Today friends, we will learn about google dorks.
Dorks are common parameters that can be used to quickly locate things that should not be on the internet.
And if google dorks aren’t interesting enough, because google does not index enough public buckets for you, then we get to learn about gray hat warfare too :)
Allow me to introduce the often abused Computer Fraud and Misuse act: https://en.m.wikipedia.org/wiki/Computer_Fraud_and_Abuse_Act
If you’d like to lose the ability to use ANY sort of technology for decades if not indefinitely, go ahead with the greyhat stuff.

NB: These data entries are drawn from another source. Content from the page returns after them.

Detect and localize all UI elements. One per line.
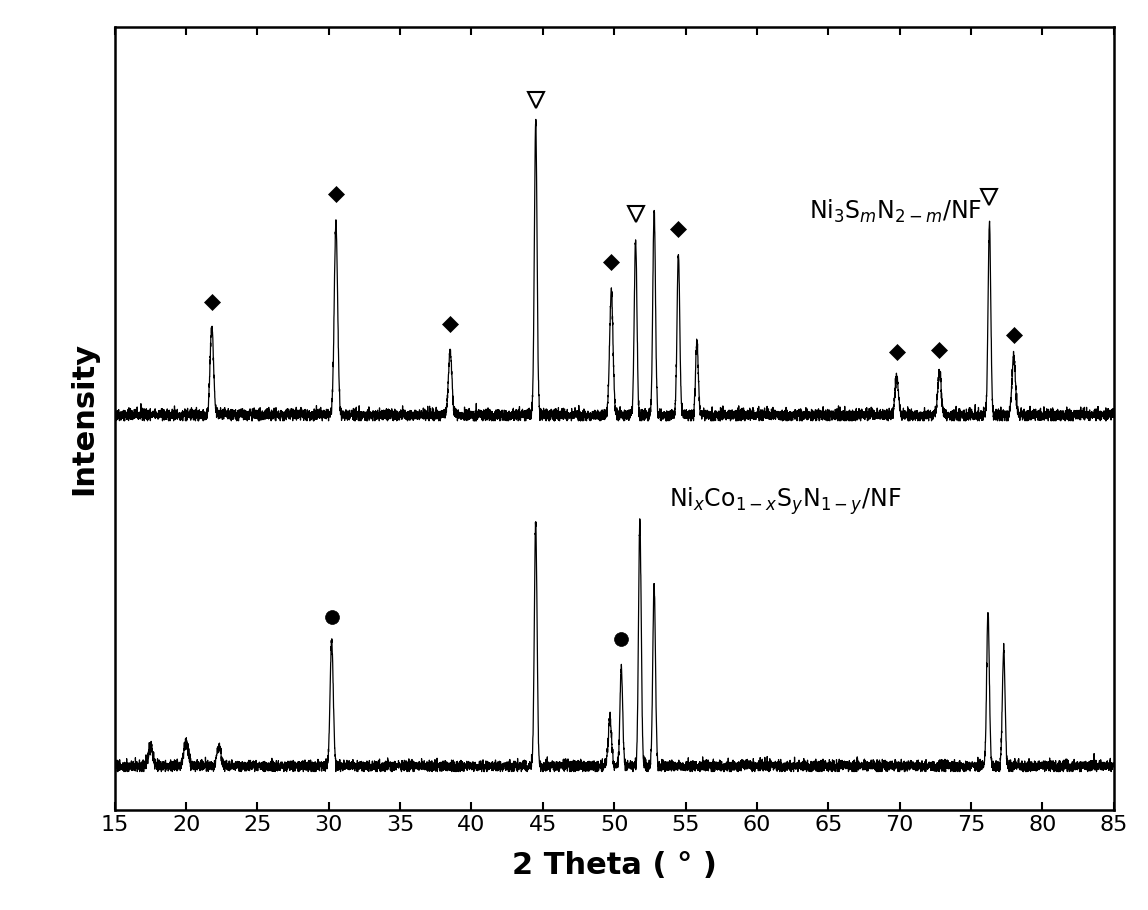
Text: Ni$_x$Co$_{1-x}$S$_y$N$_{1-y}$/NF: Ni$_x$Co$_{1-x}$S$_y$N$_{1-y}$/NF	[669, 485, 901, 517]
X-axis label: 2 Theta ( ° ): 2 Theta ( ° )	[512, 852, 716, 881]
Y-axis label: Intensity: Intensity	[69, 342, 98, 495]
Text: Ni$_3$S$_m$N$_{2-m}$/NF: Ni$_3$S$_m$N$_{2-m}$/NF	[809, 197, 983, 225]
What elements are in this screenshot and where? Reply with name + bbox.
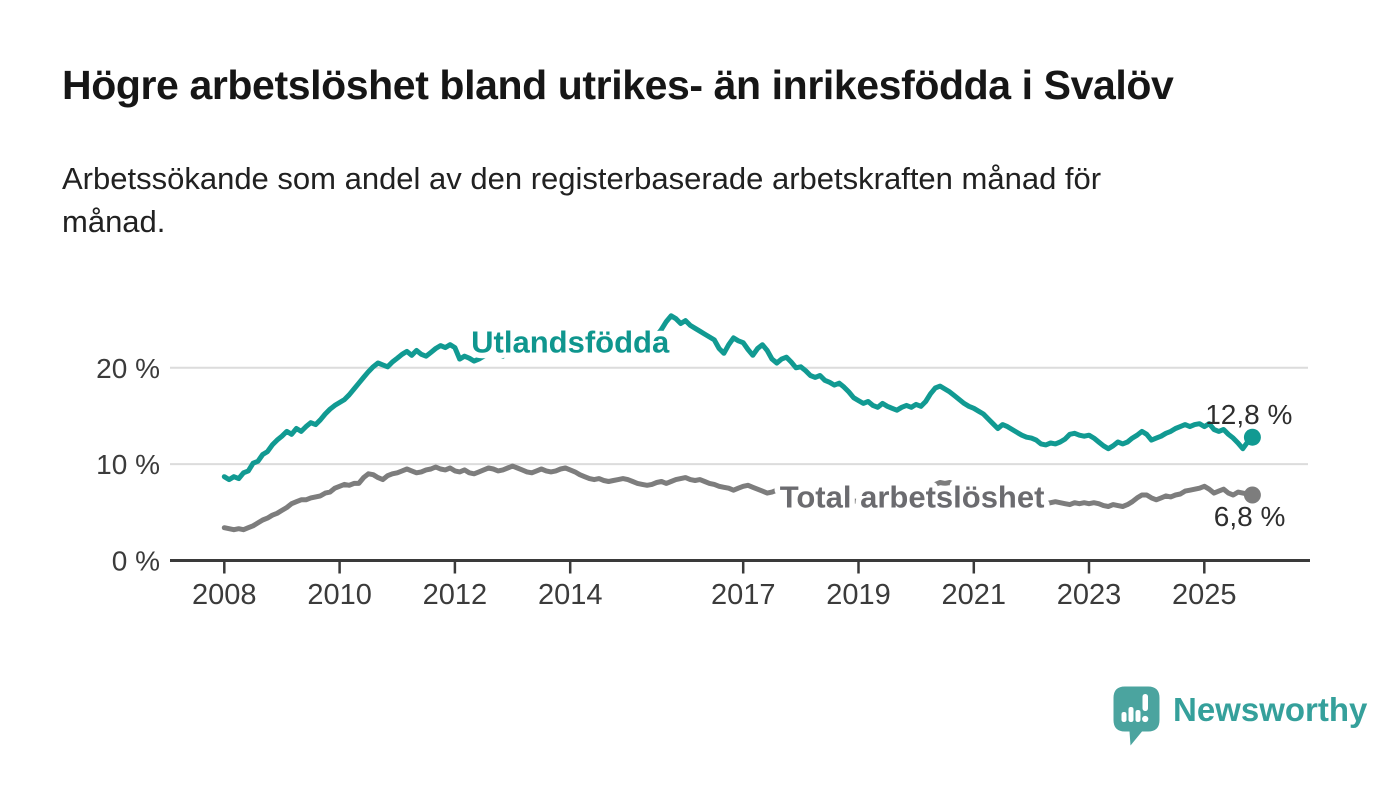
x-axis-label: 2017 bbox=[711, 579, 776, 611]
logo-exclamation-bar bbox=[1142, 694, 1148, 711]
logo-bar-2 bbox=[1128, 707, 1134, 722]
newsworthy-logo-icon bbox=[1113, 686, 1160, 746]
logo-bar-3 bbox=[1135, 710, 1141, 722]
y-axis-label: 20 % bbox=[96, 353, 160, 384]
y-axis-label: 10 % bbox=[96, 449, 160, 480]
series-label-utlandsf-dda: Utlandsfödda bbox=[471, 324, 670, 359]
series-line-total-arbetsl-shet bbox=[221, 463, 1255, 533]
newsworthy-logo-text: Newsworthy bbox=[1173, 691, 1368, 728]
x-axis-label: 2023 bbox=[1057, 579, 1122, 611]
x-axis-label: 2019 bbox=[826, 579, 891, 611]
logo-bar-1 bbox=[1121, 712, 1127, 722]
series-end-dot-utlandsf-dda bbox=[1243, 428, 1261, 446]
newsworthy-logo: Newsworthy bbox=[1113, 686, 1367, 748]
series-end-value-total-arbetsl-shet: 6,8 % bbox=[1214, 501, 1286, 532]
series-end-dot-total-arbetsl-shet bbox=[1243, 486, 1261, 504]
series-end-value-utlandsf-dda: 12,8 % bbox=[1205, 399, 1292, 430]
x-axis-label: 2014 bbox=[538, 579, 603, 611]
x-axis-label: 2010 bbox=[307, 579, 372, 611]
chart-subtitle: Arbetssökande som andel av den registerb… bbox=[62, 161, 1102, 239]
x-axis-label: 2008 bbox=[192, 579, 257, 611]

The sector of lawfully using your knowledge for good is ever expanding and pays well. I’d strongly advise using your powers for good and dodge any unnecessary risk if you enjoy doing what you do.
9/10 times, it ain’t worth the risk. Being strategic and thinking things over carefully (err on the side of least action) is going to benefit you
My apologies, allow me to elaborate - grayhatwarfare.com is a cybersecurity company that crawls and indexes publicly-available blob stores, like s3 buckets, azure storage accounts, digital ocean spaces, and google cloud object stores. They offer limited search capabilities for free, no account-wall.
They are a legitimate cybersecurity company, despite their name.
My employer is working on a sensitive data scanning service, to alert clients in case their information surfaces in these buckets (even if they do not own the bucket), leveraging the grayhatwarfare api. In short, allowing us to detect and remediate the problem, which I hope you will agree is a white-hat activity :)
I do not publicly condone breaking the law. I reserve the right to criticize the DMCA tho ;)
This is a honeypot, stop it.
Those aren’t what classified markings look like. It’s fake.
WHY ISN’T OUR GOVERNMENT SELF HOSTING THIS SHIT
Has anyone read the document? It doesn’t actually look legitimate.
Yeah especially the acronyms, JEDI, LEBRON, JORDAN c’mon one. Even astrophysicists aren’t that bad
A lot of them look legit, mostly because they are boring. I scanned a few, it’s stuff like the air force’s memo on how to deal with press, or a memo alleging a number of Russian cybersecurity attacks on U.S. assets.
If someone was going to fake releasing stuff like this, they probably wouldn’t do it with such boring documents, they’d put some shit about aliens in there.
Mmm. So I agree with your initial assessment, but the later rationale not so much
Disinformation is the tool used by war today. Russia is doing A LOT of it as of late coming up on this election cycle and could easily push propaganda and fake news via channels like this.
Similarly, and on the other side of this coin, the US could also do this to push propaganda. You cannot trust things for face value on the internet.
Again, if it was propoganda I think it would be more incendiary. You’re free to go through the information if you wish, and there probably are some juicy secrets somewhere in the mess of files, but my spotcheck made me yawn. If you don’t want to live in a world with no truth, you have to start thinking about the intent of the author. If the intent of the author here was to plant misinformation, or to sow division, then they did a terrible job at it. What little I read gave me no interest in reading more.